Трубка что-то пробубнила на гневную речь Циферблатова, продолжавшего буровить Поройкова взглядом, не предвещавшим ничего хорошего. От резкого солнечного света, бившего в распахнутые окна комендатуры, глаза Циферблатова казались совершенно желтыми. Поройков зябко повел плечами и в который раз принялся сосредоточенно изучать показатели удобств для размещаемого контингента.

— Получил я уже выписку из приказа, товарищ Восьмичастный! Вопрос о подготовке ОЛП N45 поставлен в приказе во всей широте. Так что не волнуйтесь, к зиме все будет готово, — упокоил трубку Циферблатов. — Да-да! Поройков его фамилия! Здесь он, у меня сидит. Я тоже так думаю, товарищ Восьмичастный. Пускай проявит организаторские способности, раз такой смышленый. Землянки и утепленные шалаши к сентябрю будут готовы. Инженеров отконвоируем с Сорского молибденового комбината со статьями 54-1а, 10 и 11 украинского УК, дополнительно всю нашу статью 58–10 выберем… У меня еще эстонцев и немцев много, мне столько не надо. Вот пускай и развиваются националистически на свежем воздухе, правда? Конечно, товарищ Восьмичастный! Вам так же!

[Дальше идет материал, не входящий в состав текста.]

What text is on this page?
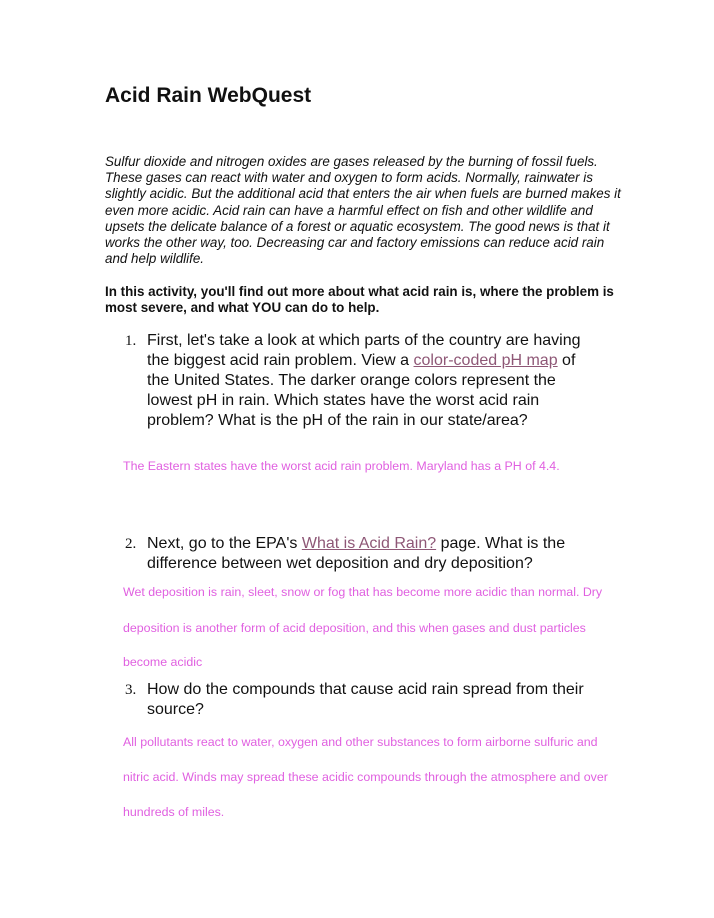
Acid Rain WebQuest

Sulfur dioxide and nitrogen oxides are gases released by the burning of fossil fuels. These gases can react with water and oxygen to form acids. Normally, rainwater is slightly acidic. But the additional acid that enters the air when fuels are burned makes it even more acidic. Acid rain can have a harmful effect on fish and other wildlife and upsets the delicate balance of a forest or aquatic ecosystem. The good news is that it works the other way, too. Decreasing car and factory emissions can reduce acid rain and help wildlife.

In this activity, you'll find out more about what acid rain is, where the problem is most severe, and what YOU can do to help.

1. First, let's take a look at which parts of the country are having the biggest acid rain problem. View a color-coded pH map of the United States. The darker orange colors represent the lowest pH in rain. Which states have the worst acid rain problem? What is the pH of the rain in our state/area?

The Eastern states have the worst acid rain problem. Maryland has a PH of 4.4.

2. Next, go to the EPA's What is Acid Rain? page. What is the difference between wet deposition and dry deposition?

Wet deposition is rain, sleet, snow or fog that has become more acidic than normal. Dry

deposition is another form of acid deposition, and this when gases and dust particles

become acidic

3. How do the compounds that cause acid rain spread from their source?

All pollutants react to water, oxygen and other substances to form airborne sulfuric and

nitric acid. Winds may spread these acidic compounds through the atmosphere and over

hundreds of miles.
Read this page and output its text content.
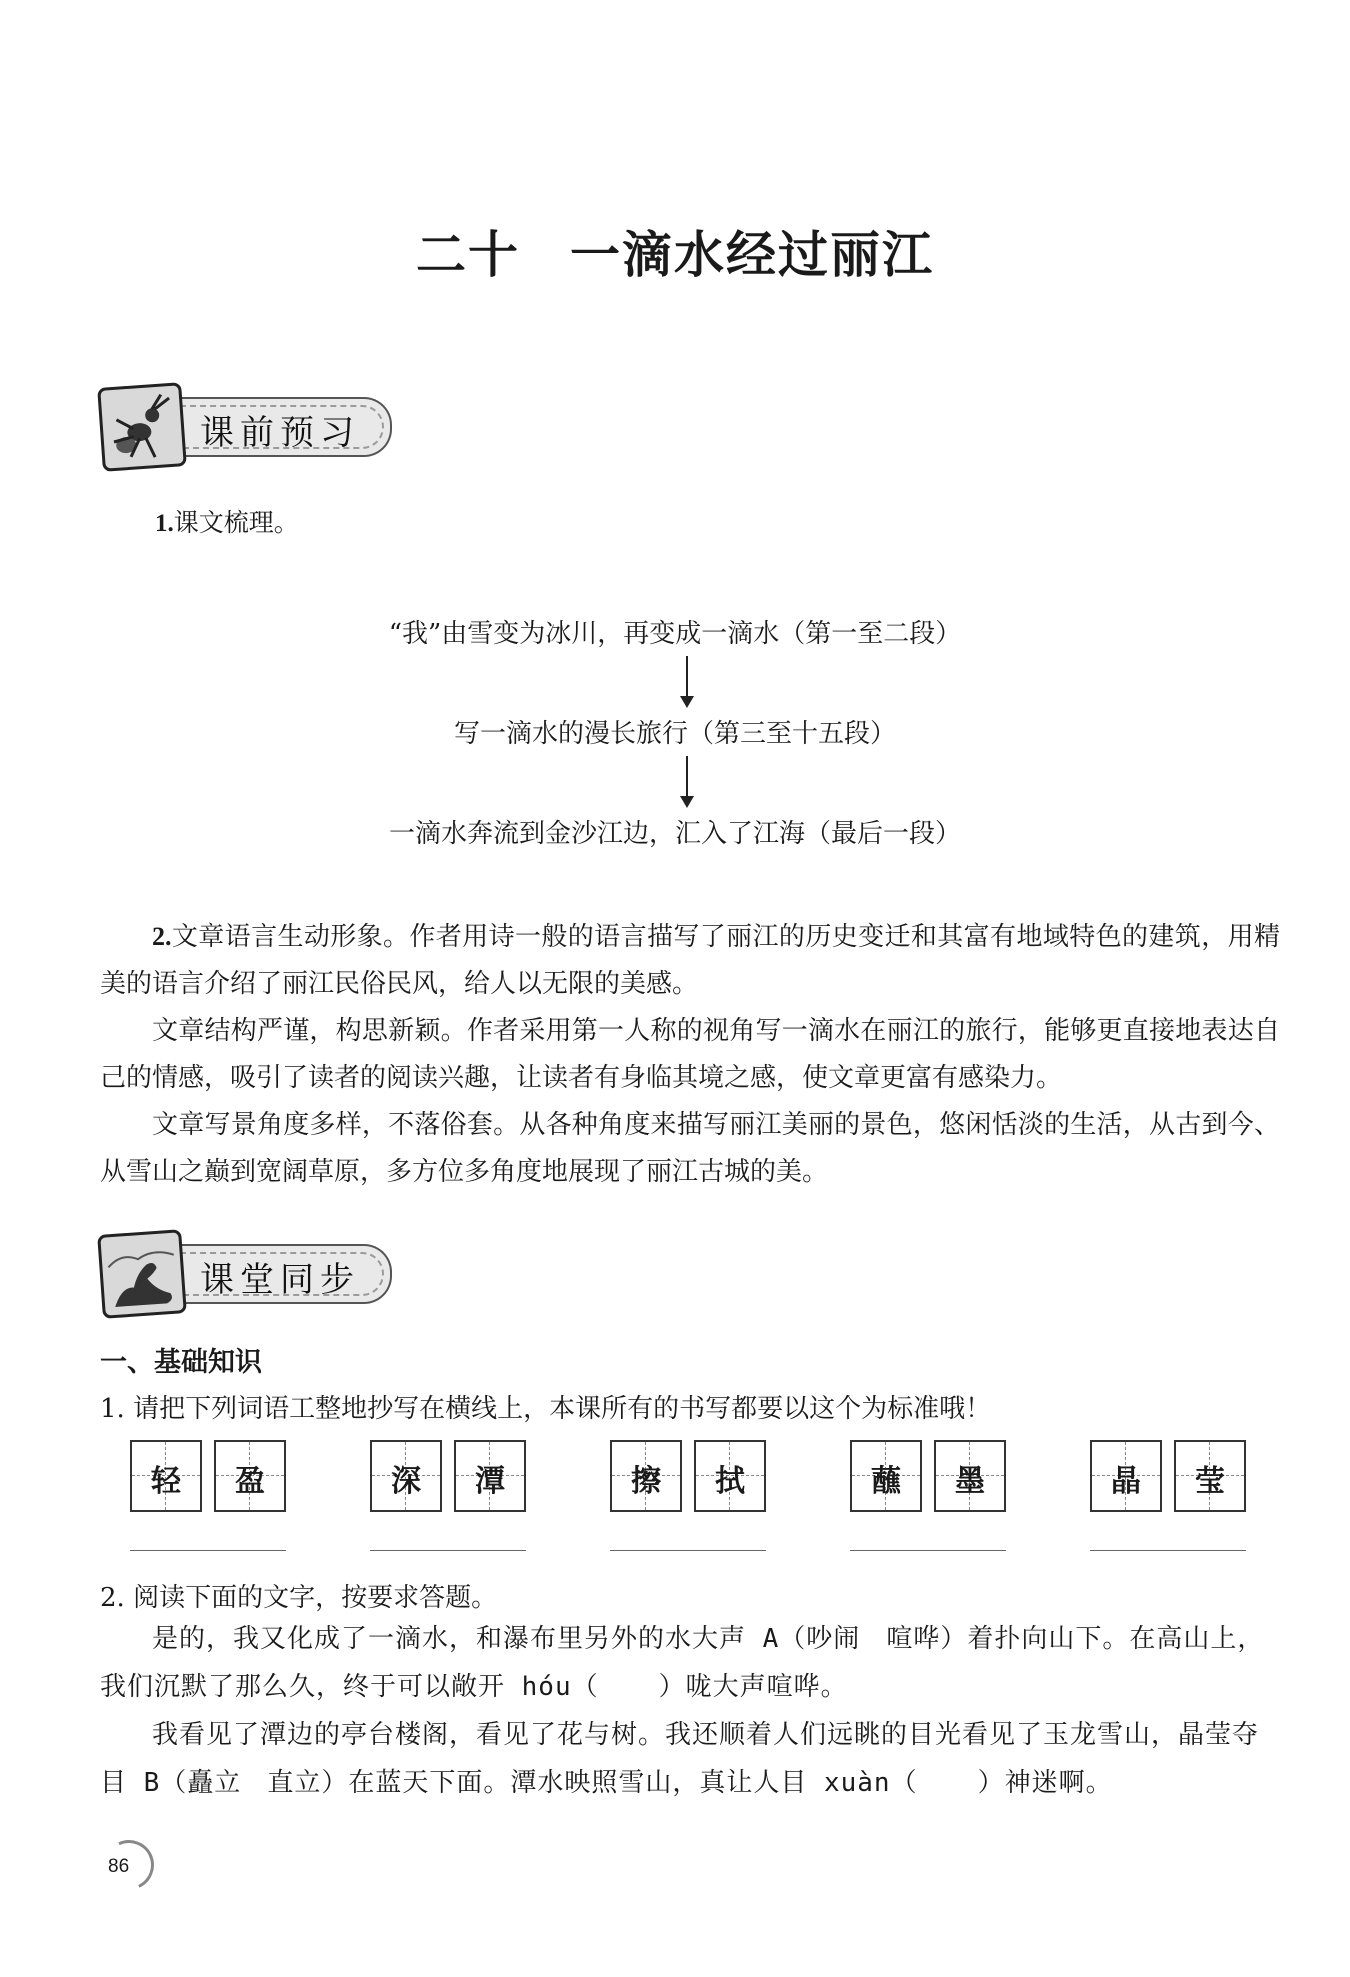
二十 一滴水经过丽江
课前预习
1.课文梳理。
“我”由雪变为冰川，再变成一滴水（第一至二段）
写一滴水的漫长旅行（第三至十五段）
一滴水奔流到金沙江边，汇入了江海（最后一段）

2.文章语言生动形象。作者用诗一般的语言描写了丽江的历史变迁和其富有地域特色的建筑，用精美的语言介绍了丽江民俗民风，给人以无限的美感。

文章结构严谨，构思新颖。作者采用第一人称的视角写一滴水在丽江的旅行，能够更直接地表达自己的情感，吸引了读者的阅读兴趣，让读者有身临其境之感，使文章更富有感染力。

文章写景角度多样，不落俗套。从各种角度来描写丽江美丽的景色，悠闲恬淡的生活，从古到今、从雪山之巅到宽阔草原，多方位多角度地展现了丽江古城的美。

课堂同步
一、基础知识
1. 请把下列词语工整地抄写在横线上，本课所有的书写都要以这个为标准哦！
轻	盈	深	潭	擦	拭	蘸	墨	晶	莹
2. 阅读下面的文字，按要求答题。

是的，我又化成了一滴水，和瀑布里另外的水大声 A（吵闹 喧哗）着扑向山下。在高山上，我们沉默了那么久，终于可以敞开 hóu（ ）咙大声喧哗。

我看见了潭边的亭台楼阁，看见了花与树。我还顺着人们远眺的目光看见了玉龙雪山，晶莹夺目 B（矗立 直立）在蓝天下面。潭水映照雪山，真让人目 xuàn（ ）神迷啊。

86
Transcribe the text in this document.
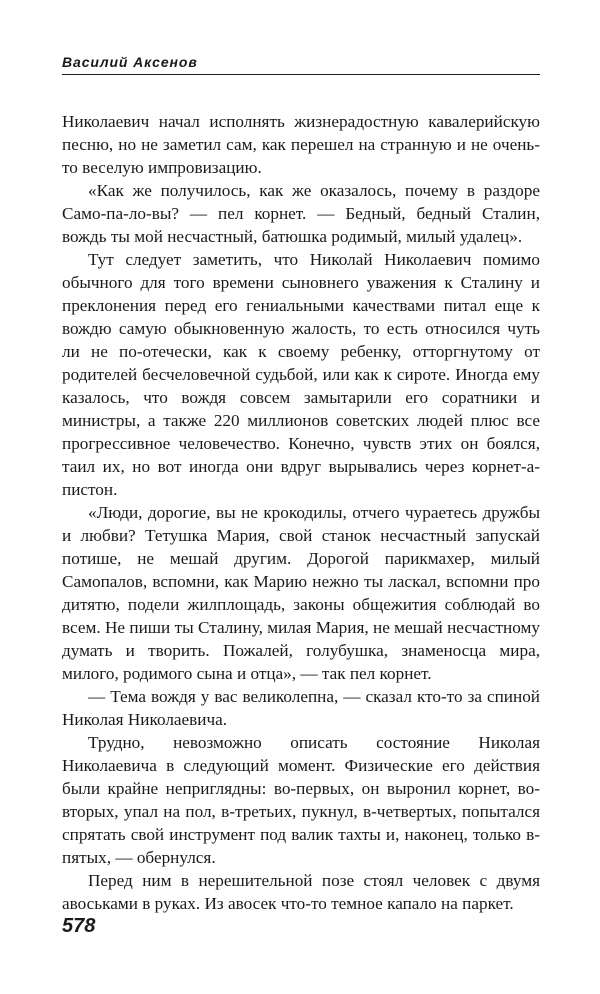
Василий Аксенов

Николаевич начал исполнять жизнерадостную кавалерийскую песню, но не заметил сам, как перешел на странную и не очень-то веселую импровизацию.

«Как же получилось, как же оказалось, почему в раздоре Само-па-ло-вы? — пел корнет. — Бедный, бедный Сталин, вождь ты мой несчастный, батюшка родимый, милый удалец».

Тут следует заметить, что Николай Николаевич помимо обычного для того времени сыновнего уважения к Сталину и преклонения перед его гениальными качествами питал еще к вождю самую обыкновенную жалость, то есть относился чуть ли не по-отечески, как к своему ребенку, отторгнутому от родителей бесчеловечной судьбой, или как к сироте. Иногда ему казалось, что вождя совсем замытарили его соратники и министры, а также 220 миллионов советских людей плюс все прогрессивное человечество. Конечно, чувств этих он боялся, таил их, но вот иногда они вдруг вырывались через корнет-а-пистон.

«Люди, дорогие, вы не крокодилы, отчего чураетесь дружбы и любви? Тетушка Мария, свой станок несчастный запускай потише, не мешай другим. Дорогой парикмахер, милый Самопалов, вспомни, как Марию нежно ты ласкал, вспомни про дитятю, подели жилплощадь, законы общежития соблюдай во всем. Не пиши ты Сталину, милая Мария, не мешай несчастному думать и творить. Пожалей, голубушка, знаменосца мира, милого, родимого сына и отца», — так пел корнет.

— Тема вождя у вас великолепна, — сказал кто-то за спиной Николая Николаевича.

Трудно, невозможно описать состояние Николая Николаевича в следующий момент. Физические его действия были крайне неприглядны: во-первых, он выронил корнет, во-вторых, упал на пол, в-третьих, пукнул, в-четвертых, попытался спрятать свой инструмент под валик тахты и, наконец, только в-пятых, — обернулся.

Перед ним в нерешительной позе стоял человек с двумя авоськами в руках. Из авосек что-то темное капало на паркет.

578
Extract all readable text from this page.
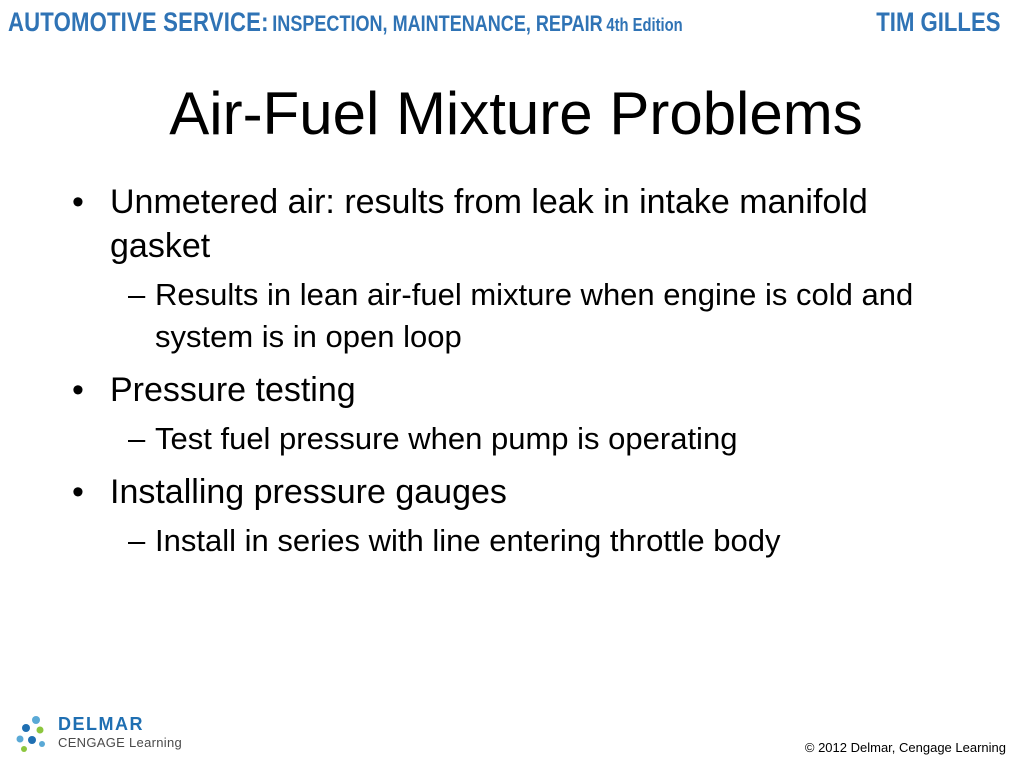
AUTOMOTIVE SERVICE: INSPECTION, MAINTENANCE, REPAIR 4th Edition	TIM GILLES
Air-Fuel Mixture Problems
• Unmetered air: results from leak in intake manifold gasket
– Results in lean air-fuel mixture when engine is cold and system is in open loop
• Pressure testing
– Test fuel pressure when pump is operating
• Installing pressure gauges
– Install in series with line entering throttle body
DELMAR
CENGAGE Learning	© 2012 Delmar, Cengage Learning
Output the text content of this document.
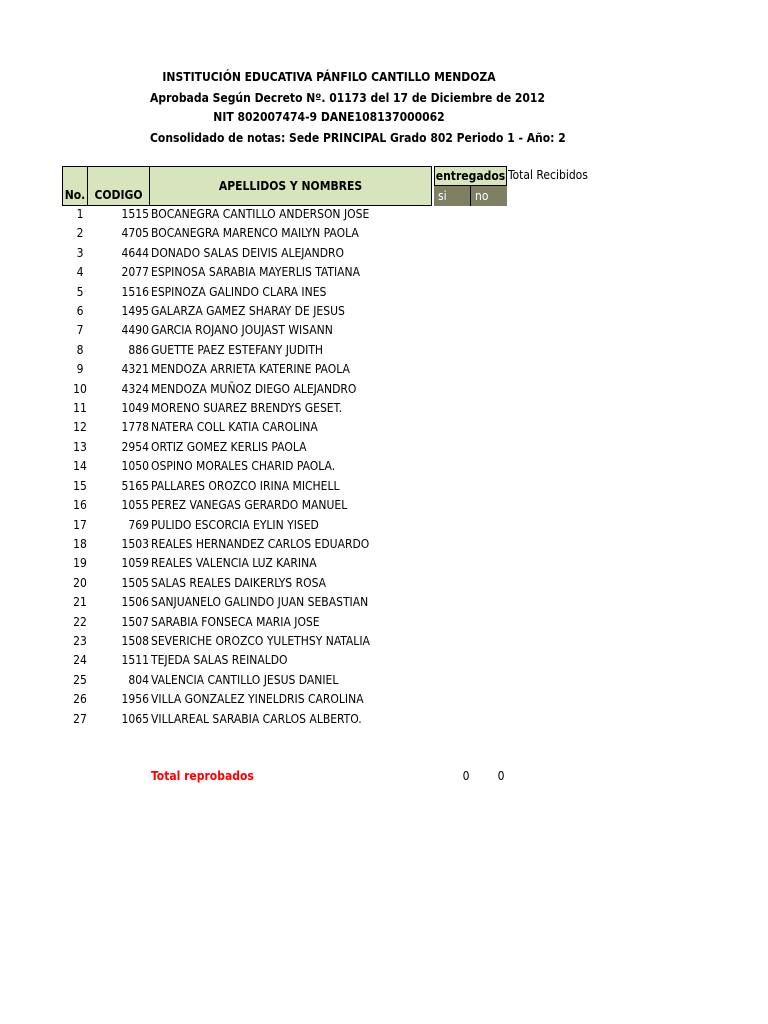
INSTITUCIÓN EDUCATIVA PÁNFILO CANTILLO MENDOZA
Aprobada Según Decreto Nº. 01173 del 17 de Diciembre de 2012
NIT 802007474-9 DANE108137000062
Consolidado de notas: Sede PRINCIPAL Grado 802 Periodo 1 - Año: 2
No. CODIGO
APELLIDOS Y NOMBRES
entregados
si	no
Total Recibidos
1	1515 BOCANEGRA CANTILLO ANDERSON JOSE
2	4705 BOCANEGRA MARENCO MAILYN PAOLA
3	4644 DONADO SALAS DEIVIS ALEJANDRO
4	2077 ESPINOSA SARABIA MAYERLIS TATIANA
5	1516 ESPINOZA GALINDO CLARA INES
6	1495 GALARZA GAMEZ SHARAY DE JESUS
7	4490 GARCIA ROJANO JOUJAST WISANN
8	886 GUETTE PAEZ ESTEFANY JUDITH
9	4321 MENDOZA ARRIETA KATERINE PAOLA
10	4324 MENDOZA MUÑOZ DIEGO ALEJANDRO
11	1049 MORENO SUAREZ BRENDYS GESET.
12	1778 NATERA COLL KATIA CAROLINA
13	2954 ORTIZ GOMEZ KERLIS PAOLA
14	1050 OSPINO MORALES CHARID PAOLA.
15	5165 PALLARES OROZCO IRINA MICHELL
16	1055 PEREZ VANEGAS GERARDO MANUEL
17	769 PULIDO ESCORCIA EYLIN YISED
18	1503 REALES HERNANDEZ CARLOS EDUARDO
19	1059 REALES VALENCIA LUZ KARINA
20	1505 SALAS REALES DAIKERLYS ROSA
21	1506 SANJUANELO GALINDO JUAN SEBASTIAN
22	1507 SARABIA FONSECA MARIA JOSE
23	1508 SEVERICHE OROZCO YULETHSY NATALIA
24	1511 TEJEDA SALAS REINALDO
25	804 VALENCIA CANTILLO JESUS DANIEL
26	1956 VILLA GONZALEZ YINELDRIS CAROLINA
27	1065 VILLAREAL SARABIA CARLOS ALBERTO.
Total reprobados	0	0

Циферблатов аккуратно положил трубку на аппарат и вытер вспотевшую лысину большим носовиком, вышитым гладью арестантками БУРа — барака усиленного режима. С тяжелыми мыслями Поройков ждал решения своей участи. Дернуло же его о систематическом избиении контингента вопрос на партактиве поднять… Из-за мамки ведь поднял. Мать-то шибко верующая всю дорогу была, хотя саму столько жизнь била, что давно можно было во всем разувериться. Все за бога цепляется, глупая баба, а чем он ей помог? В каждом письме просит никого не бить, пожалеть судьбою обиженных… Дура.

— Дернуло же тебя, Поройков, об этих зэках вопрос на партактиве поднять! — зло откликнулся на его мысли Циферблатов. — Чуть ведь не испортил мне все! А если бы я выложил загашники, которые на тебя собрал? Чистеньким решил в ВОХРе служить? Да я давно бы тебя в штрафбат отправил, но у нас некомплект стрелкового состава 34 человека. Только потому и терплю все твои родимые пятна капитализма. Со скрипом терплю! А если бы я на партактиве вот этим козырнул? Что вылупился? Не ожидал?

Поройков действительно не ожидал увидеть в руках Циферблатова это письмо. Письмо пожелтело, края измахрились. Чувствуется, Циферблатов давно таскал его в кармане гимнастерки. "Что же ты, Мария Спиридоновна? — тоскливо подумал Поройков о почтальонше, всегда казавшейся ему такой порядочной. — Что же ты продала-то меня, как падла? Как же теперь эти попы будут письма своим попёнкам слать?"

— Тебя не почтальонка продала, не боись, — со смешком перебил его невеселые размышления комендант. — В Мариинске на сортировке вашу цидулку выудили. Все знают, что наш контингент лишен переписки на три года! Кому здесь в Москву-то писать, сам подумай башкой. Чукчам или корякам? Они, поди, и писать-то не умеют. От штрафбата твою поганую шкуру, дорогой партийный товарищ Поройков, спасло только то обстоятельство, что все, кто поповское письмо читал, с хохоту животики надорвали. Насмешили вы всех с этим исусиком до колик!